Here is one answer, here is another. Here are 2,503 other answers. I believe "We still don’t know" is the correct answer. I do know I can expect to see 13 of a planned 16 episodes of Lost, which, given their long-arching plot lines, is probably a welfare improvement all around. Battlestar Galactica should do OK. In other words, I won the strike.















Nobody won. Or rather, neither of the two participants in the slow-mo game of chicken won…
Oops I contradicted myself – I wish someone had an editable comment engine. I’ll go with my second “prediction” – TC supporting, AT not.
Well, just to be romantic, because the writers aren’t business entities, they’re people. And by your logic, why would one cheer for either side in the Super Bowl or the FA Cup?
Unions are made up of people, corporations are made up of faceless evil barons. You didn’t know that?
why should a company have to continue to pay for anything that is manufactured? If the writers want back end, then write away for free and see what happens. As a producer myself I am now looking for non WGA projects for 100% buyout as the disbursements and accounting behind a film will cost as much as the film itself.
Because the item manufactured makes consistent revenues. This actually is better for everyone involved because it better aligns the cost associated with the creation with the revenue created. Paying a lump sum would increase the risk on the producer side since the lack of residuals would increase the upfront cost.
Writing is a skill and those who get paid for it should know that there are millions of people who want what they have…to be paid for writing a screened project.
You could say the same about pro athletes, investment bankers and traders. Some people are better at it and get paid more for it. Deal with it. Or are markets not ok when you don’t like the participants?
the writers don’t have pointed mustaches that they coil between their fingers, whilst cackling about the pretty maiden they’ve tied to the tracks?
Tom…i’m really asking a question. It’s my understanding that the writer’s union truly is a business. You’ve chosen to put a pretty, belabored, crushed-under-the-heel-of-evil-studios face on it, but it truly *is* a business, that collects dues from its members and works to extend the reach of its corporatism. So, we’ve ended up with one business against another. If you want to put a face on the studios, it’s every shareholder, or board member…

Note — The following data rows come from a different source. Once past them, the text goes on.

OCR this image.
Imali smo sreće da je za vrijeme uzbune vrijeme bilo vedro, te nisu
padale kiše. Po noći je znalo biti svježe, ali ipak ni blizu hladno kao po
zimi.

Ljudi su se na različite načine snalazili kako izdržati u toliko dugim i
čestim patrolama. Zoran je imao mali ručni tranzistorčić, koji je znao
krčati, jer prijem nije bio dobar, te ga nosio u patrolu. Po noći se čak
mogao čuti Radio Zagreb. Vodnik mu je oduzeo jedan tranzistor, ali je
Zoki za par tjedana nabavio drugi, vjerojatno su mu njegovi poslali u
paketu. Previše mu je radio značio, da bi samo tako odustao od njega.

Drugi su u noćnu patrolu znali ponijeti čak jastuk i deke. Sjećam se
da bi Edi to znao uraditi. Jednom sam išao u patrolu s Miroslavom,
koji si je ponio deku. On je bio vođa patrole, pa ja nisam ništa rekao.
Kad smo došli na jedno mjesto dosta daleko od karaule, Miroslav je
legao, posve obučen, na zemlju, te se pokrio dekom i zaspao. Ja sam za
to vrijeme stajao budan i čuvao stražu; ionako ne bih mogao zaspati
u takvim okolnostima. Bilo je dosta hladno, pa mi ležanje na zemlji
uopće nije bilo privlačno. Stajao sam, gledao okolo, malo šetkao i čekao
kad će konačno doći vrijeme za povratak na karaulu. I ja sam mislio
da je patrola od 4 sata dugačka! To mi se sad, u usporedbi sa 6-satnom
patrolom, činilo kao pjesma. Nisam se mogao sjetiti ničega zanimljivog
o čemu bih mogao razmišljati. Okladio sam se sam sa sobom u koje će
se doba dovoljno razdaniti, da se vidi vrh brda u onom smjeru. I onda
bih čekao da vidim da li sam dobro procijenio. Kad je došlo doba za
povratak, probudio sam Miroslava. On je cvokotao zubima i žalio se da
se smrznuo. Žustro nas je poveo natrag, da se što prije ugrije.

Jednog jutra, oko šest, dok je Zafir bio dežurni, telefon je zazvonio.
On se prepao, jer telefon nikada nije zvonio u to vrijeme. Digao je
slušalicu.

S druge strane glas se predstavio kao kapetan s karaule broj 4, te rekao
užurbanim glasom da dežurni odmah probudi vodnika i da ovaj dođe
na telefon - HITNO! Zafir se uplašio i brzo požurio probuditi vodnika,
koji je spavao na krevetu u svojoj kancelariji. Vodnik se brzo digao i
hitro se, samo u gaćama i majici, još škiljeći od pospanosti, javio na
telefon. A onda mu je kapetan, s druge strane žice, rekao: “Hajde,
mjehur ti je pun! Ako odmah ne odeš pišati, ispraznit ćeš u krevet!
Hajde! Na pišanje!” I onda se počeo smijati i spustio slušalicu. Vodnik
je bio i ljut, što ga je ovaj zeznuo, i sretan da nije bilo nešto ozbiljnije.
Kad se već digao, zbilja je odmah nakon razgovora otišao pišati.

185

I loathe most “reality tv”. Should I blame the writer’s strike, or market forces?
shawn – I think you are projecting – I don’t see that I said anything that could be interpreted as moustache-twirlers vs. noble-sons-of-the-soil. Just that I was cheering for the writers.
Some people see a union as an independent business that contracts to represent a client (the bargaining unit) and others see a union as a mechanism for employees to work together as a group. Those of us who are pro-union generally live in the hope that a good union is a democratic expression of the collective will of its members. Whether it actually is or not varies hugely from place to place of course, and I have no insight into the writers’ union. Still, in that hope I cheer them on.
Down with top-hatted, cigar-chomping studio executives!
david geertz: Good question. Along that line, why should consumers have to pay for things that are already manufactured? A copy of a movie has zero marginal cost. It seems silly that I should pay my neighbor for a copy of his DVD.
I don’t care who won the strike because I don’t watch TV
The public lost. More reality shows on TV.